大々的なボーリング調査再開後、キャンプ・シュワブ前には反対する市民が座り込み、埋め立てを認めない県知事が誕生し、沖縄の民意vs.日米政府の対立がきわだっている。争いの海に戻った辺野古にジュゴンは姿を現さなくなった。そんななか、前回書いたジュゴン訴訟が海の向こう、サンフランシスコの連邦裁判所で再開された。
「嵐と停電で審理は予定の翌日、12日に延期されました。傘をさせば出歩けるくらいだったので、裁判所が閉鎖になったのには驚きましたが」。沖縄から出向いて出廷した弁護士さんからの報告だ。聴取は無事に済み、ジュゴン訴訟は再開された。アメリカの国家歴史保存法という法律が辺野古にも適応されるとサンフランシスコ地裁が認めてから7年余り。今のまま工事が行われれば日本の文化財であるジュゴンを絶滅させるかもしれないから対応策を取るように、と。米国防総省は今春になってようやく、「検証の結果、ジュゴンに影響はない」と唐突に通知してきた。沖縄の人々への相談もなく、原告にも寝耳に水。「検証」の報告書も公開されていないのだ。

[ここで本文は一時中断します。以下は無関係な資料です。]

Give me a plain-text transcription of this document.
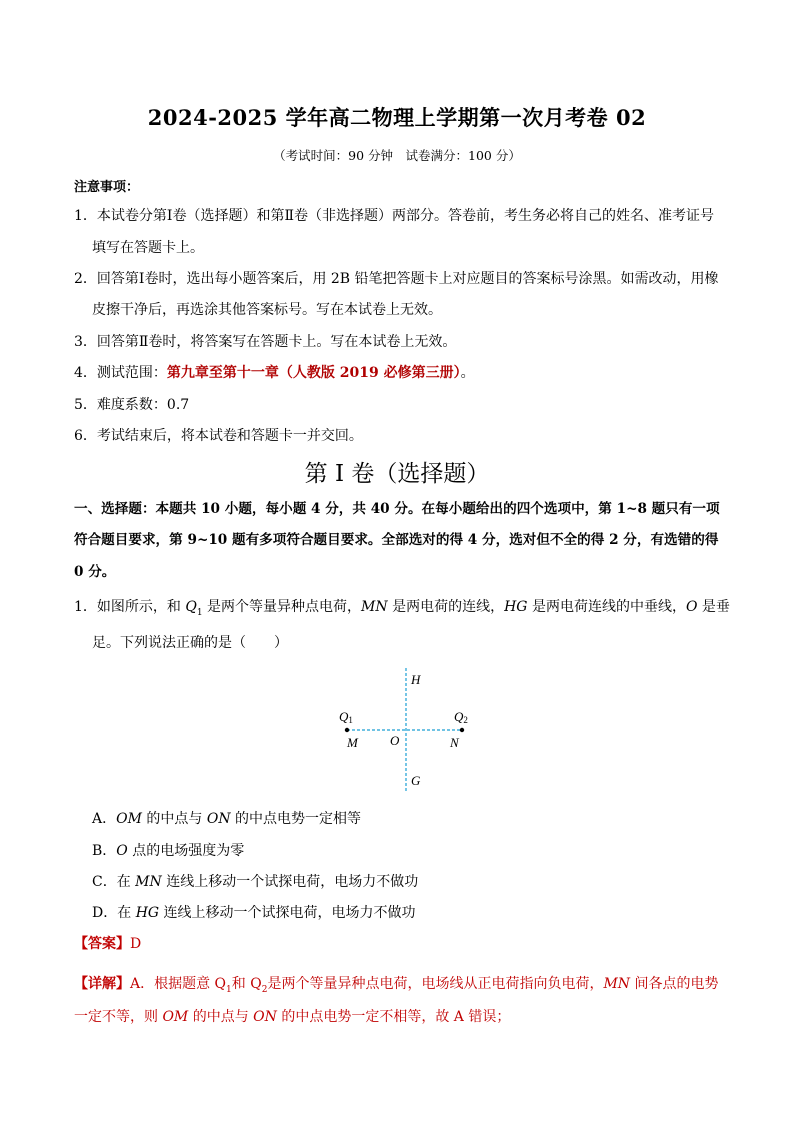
2024-2025 学年高二物理上学期第一次月考卷 02
（考试时间：90 分钟　试卷满分：100 分）
注意事项：
1．本试卷分第Ⅰ卷（选择题）和第Ⅱ卷（非选择题）两部分。答卷前，考生务必将自己的姓名、准考证号
填写在答题卡上。
2．回答第Ⅰ卷时，选出每小题答案后，用 2B 铅笔把答题卡上对应题目的答案标号涂黑。如需改动，用橡
皮擦干净后，再选涂其他答案标号。写在本试卷上无效。
3．回答第Ⅱ卷时，将答案写在答题卡上。写在本试卷上无效。
4．测试范围：第九章至第十一章（人教版 2019 必修第三册）。
5．难度系数：0.7
6．考试结束后，将本试卷和答题卡一并交回。
第 I 卷（选择题）
一、选择题：本题共 10 小题，每小题 4 分，共 40 分。在每小题给出的四个选项中，第 1~8 题只有一项
符合题目要求，第 9~10 题有多项符合题目要求。全部选对的得 4 分，选对但不全的得 2 分，有选错的得
0 分。
1．如图所示，和 $Q_1$ 是两个等量异种点电荷，MN 是两电荷的连线，HG 是两电荷连线的中垂线，O 是垂
足。下列说法正确的是（　　）
H
G
O
M	N
Q1	Q2
A．OM 的中点与 ON 的中点电势一定相等
B．O 点的电场强度为零
C．在 MN 连线上移动一个试探电荷，电场力不做功
D．在 HG 连线上移动一个试探电荷，电场力不做功
【答案】D
【详解】A．根据题意 $Q_1$和 $Q_2$是两个等量异种点电荷，电场线从正电荷指向负电荷，MN 间各点的电势
一定不等，则 OM 的中点与 ON 的中点电势一定不相等，故 A 错误；
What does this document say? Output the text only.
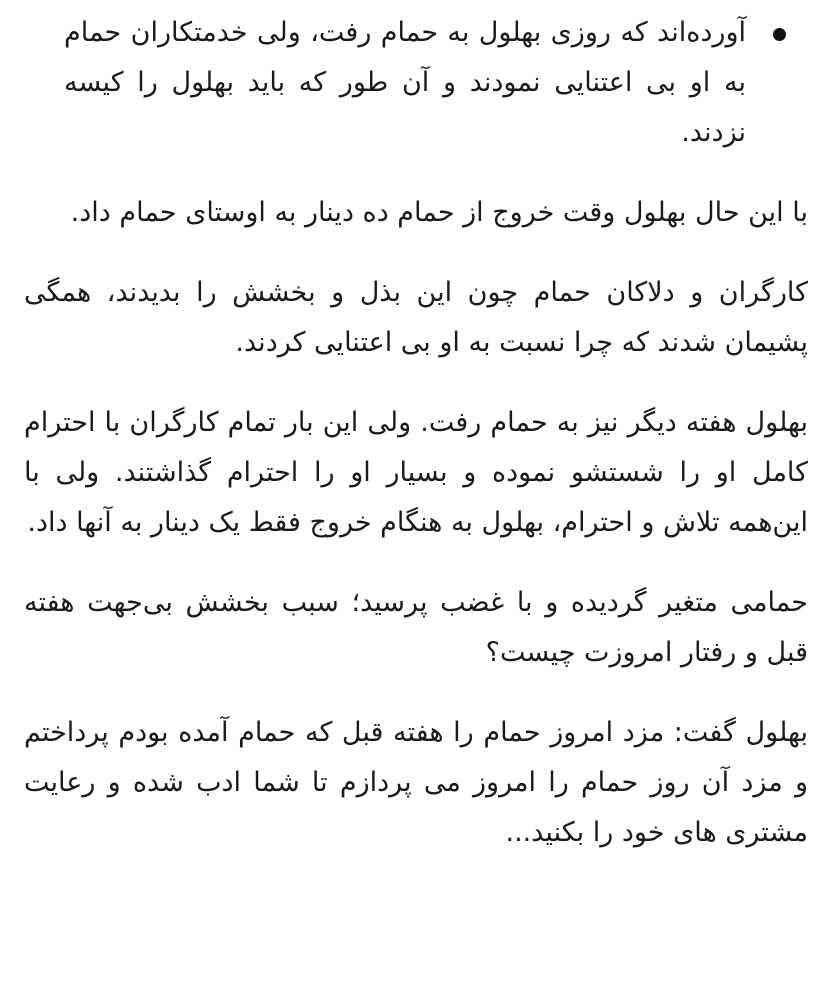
آورده‌اند که روزی بهلول به حمام رفت، ولی خدمتکاران حمام به او بی اعتنایی نمودند و آن طور که باید بهلول را کیسه نزدند.

با این حال بهلول وقت خروج از حمام ده دینار به اوستای حمام داد.

کارگران و دلاکان حمام چون این بذل و بخشش را بدیدند، همگی پشیمان شدند که چرا نسبت به او بی اعتنایی کردند.

بهلول هفته دیگر نیز به حمام رفت. ولی این بار تمام کارگران با احترام کامل او را شستشو نموده و بسیار او را احترام گذاشتند. ولی با این‌همه تلاش و احترام، بهلول به هنگام خروج فقط یک دینار به آنها داد.

حمامی متغیر گردیده و با غضب پرسید؛ سبب بخشش بی‌جهت هفته قبل و رفتار امروزت چیست؟

بهلول گفت: مزد امروز حمام را هفته قبل که حمام آمده بودم پرداختم و مزد آن روز حمام را امروز می پردازم تا شما ادب شده و رعایت مشتری های خود را بکنید...
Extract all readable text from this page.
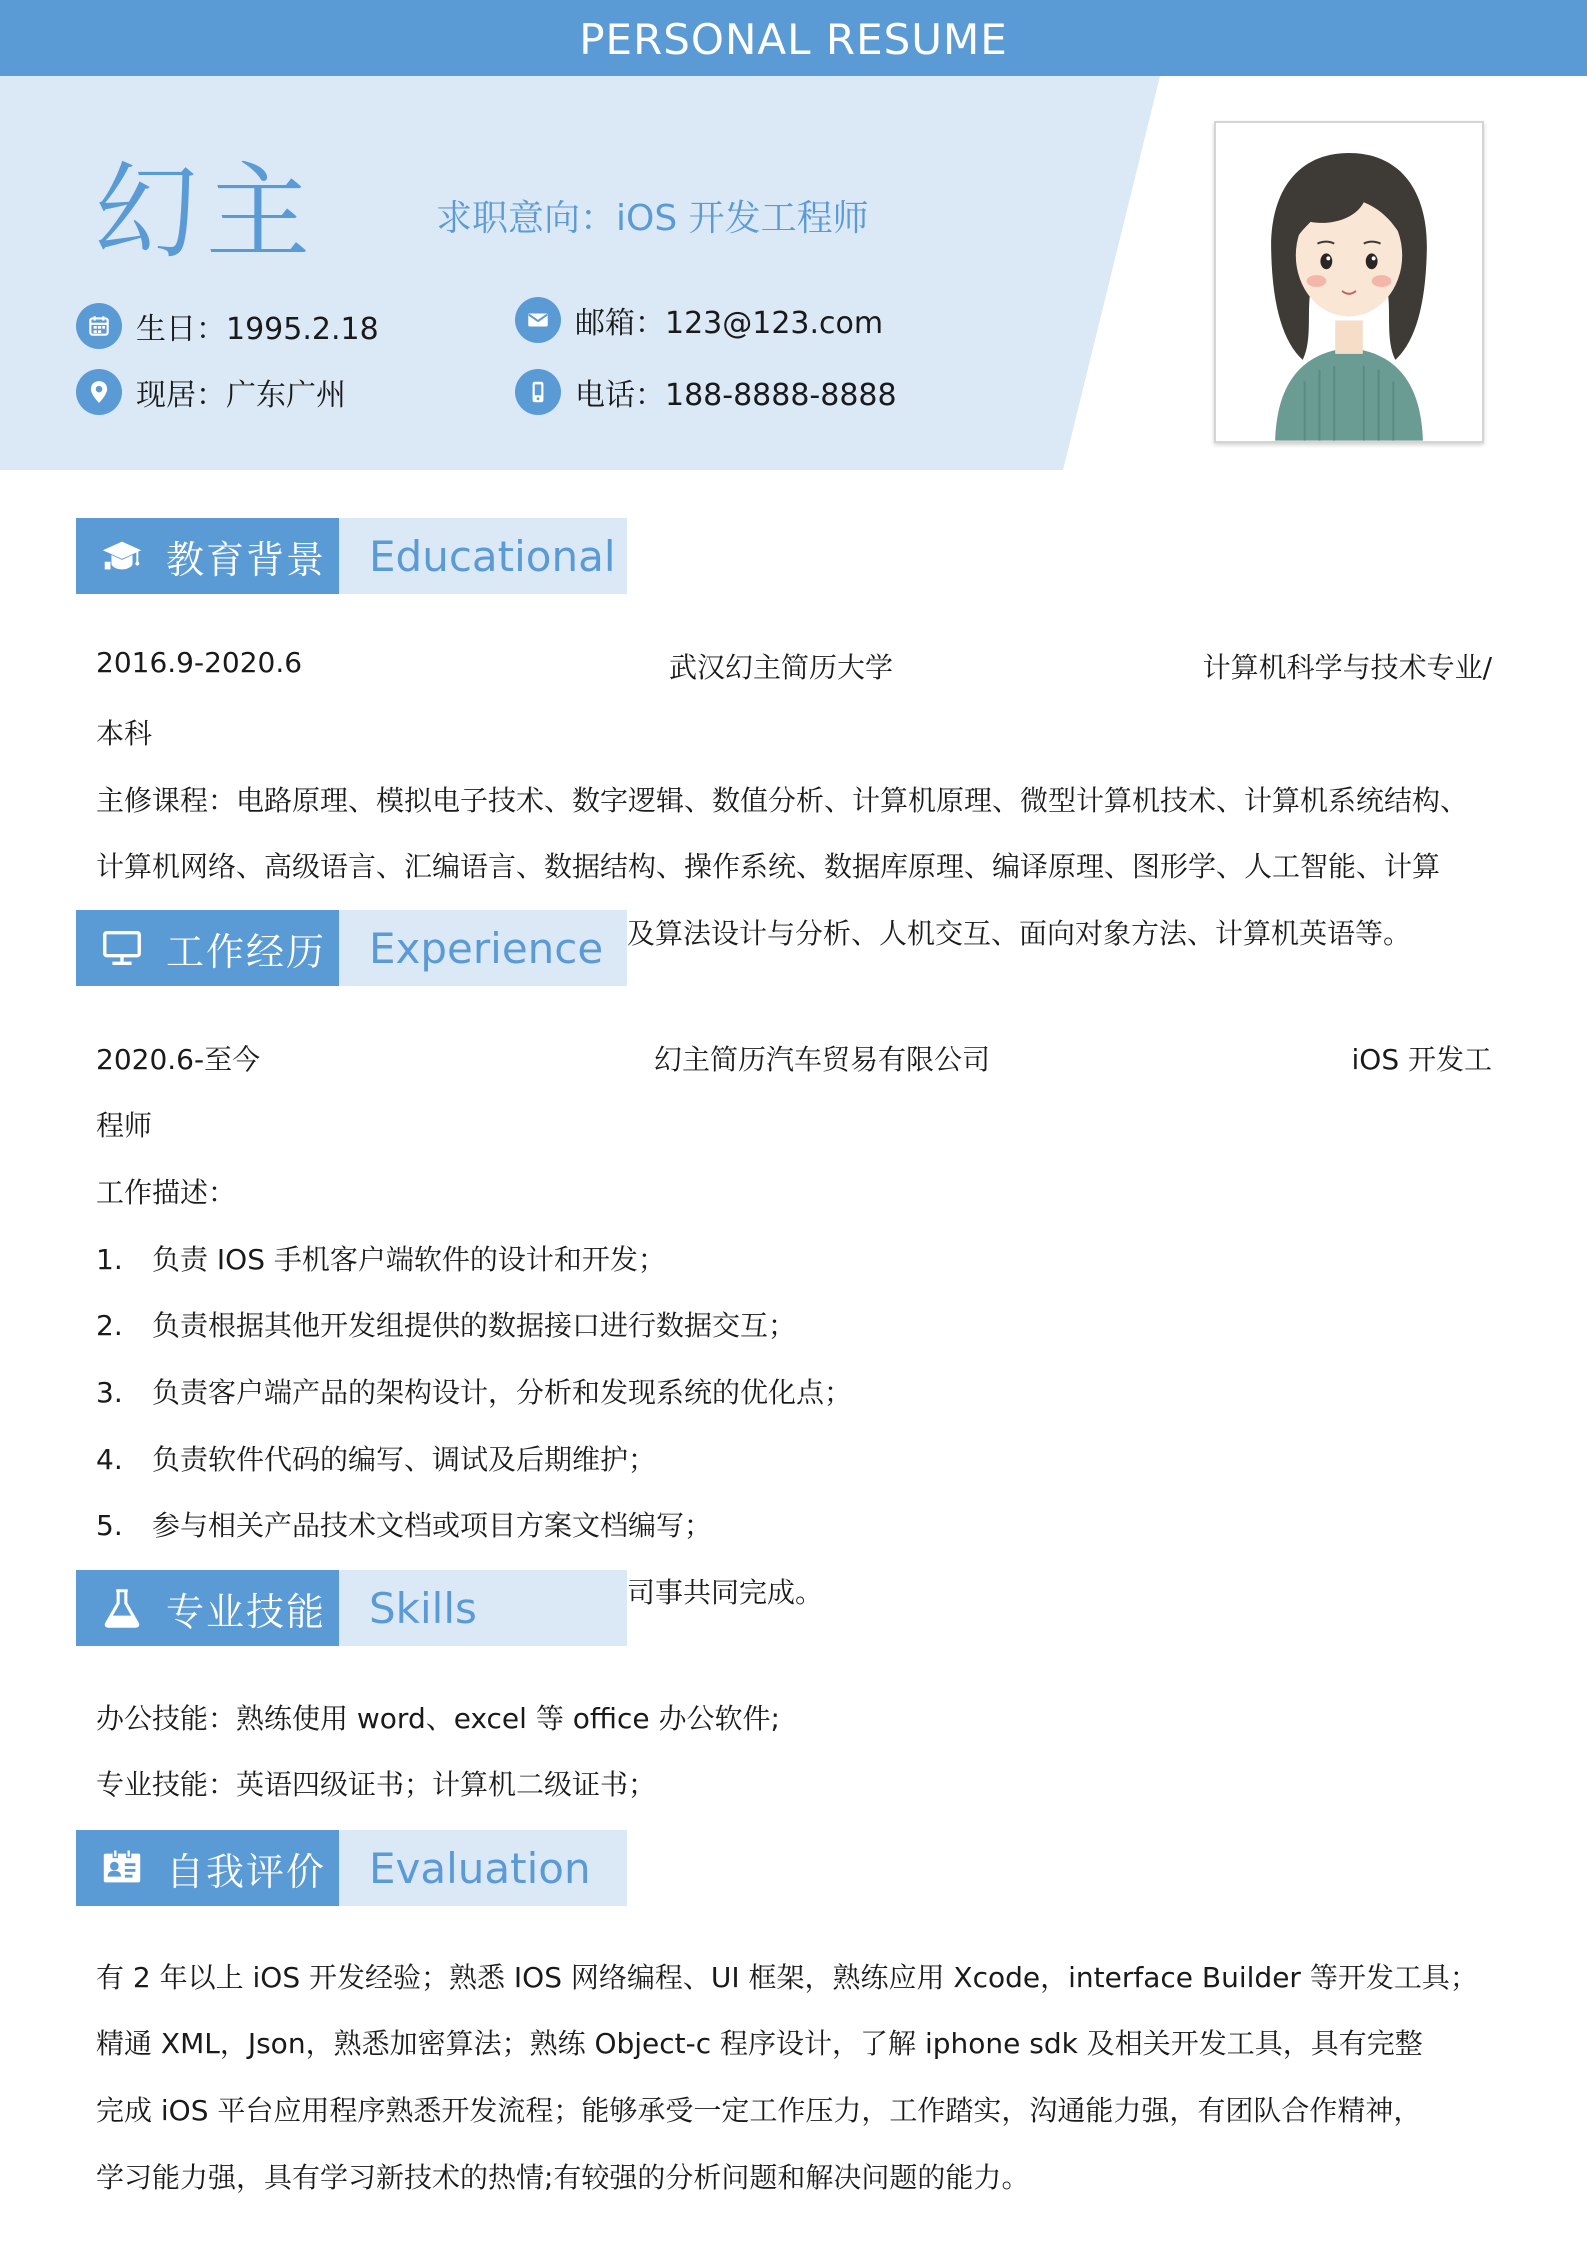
PERSONAL RESUME
幻主	求职意向：iOS 开发工程师
生日：1995.2.18
现居：广东广州
邮箱：123@123.com
电话：188-8888-8888
教育背景 Educational
2016.9-2020.6	武汉幻主简历大学	计算机科学与技术专业/
本科
主修课程：电路原理、模拟电子技术、数字逻辑、数值分析、计算机原理、微型计算机技术、计算机系统结构、
计算机网络、高级语言、汇编语言、数据结构、操作系统、数据库原理、编译原理、图形学、人工智能、计算
及算法设计与分析、人机交互、面向对象方法、计算机英语等。
工作经历 Experience
2020.6-至今	幻主简历汽车贸易有限公司	iOS 开发工
程师
工作描述：
1. 负责 IOS 手机客户端软件的设计和开发；
2. 负责根据其他开发组提供的数据接口进行数据交互；
3. 负责客户端产品的架构设计，分析和发现系统的优化点；
4. 负责软件代码的编写、调试及后期维护；
5. 参与相关产品技术文档或项目方案文档编写；
司事共同完成。
专业技能 Skills
办公技能：熟练使用 word、excel 等 office 办公软件;
专业技能：英语四级证书；计算机二级证书；
自我评价 Evaluation
有 2 年以上 iOS 开发经验；熟悉 IOS 网络编程、UI 框架，熟练应用 Xcode，interface Builder 等开发工具；
精通 XML，Json，熟悉加密算法；熟练 Object-c 程序设计，了解 iphone sdk 及相关开发工具，具有完整
完成 iOS 平台应用程序熟悉开发流程；能够承受一定工作压力，工作踏实，沟通能力强，有团队合作精神，
学习能力强，具有学习新技术的热情;有较强的分析问题和解决问题的能力。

今回、ジュゴン・自然保護団体側はもちろん、検証はやり直すべきで、ジュゴンが守られる条件がそろうまでは工事に手を付けてはならないと訴えた。対する国防総省は「外交や国防問題に裁判所がもの言う権限なし」と却下を求めた。ジュゴン側は「いや、法を守ってジュゴンを保護することはアメリカの安全保障の邪魔にならない」と反論している。
辺野古問題に長年取り組む日本自然保護協会の安部真理子さんは、「世界中がいま辺野古とジュゴンのゆくえに注目しています。あのあたりの海は2010年に日本政府自身がラムサール条約湿地の候補リストに載せているんですよ。科学的調査もきちんとしないで工事をするのは、日本政府もアメリカ政府も法治国家として許されないこと」と怒る。
ジュゴン側が裁判所に提出しているジュゴンと沖縄の関係に関する文献は150を超える。神の使いとしての存在から、食肉や薬として珍重された歴史、平和の象徴となった戦後の童話、歌や絵に至るまで、いろいろな姿と意味をもつ生き物として沖縄の人たちと付き合ってきたのだ。「旧くからの友人たちを絶滅させないでくれ」と言うだけで破壊を止められる世の中になるまで、ジュゴンは待っていてくれるだろうか。沖縄とジュゴンの物語はまだ終われない。(沖縄のジュゴンに関しては動きがある機会にまた報告します)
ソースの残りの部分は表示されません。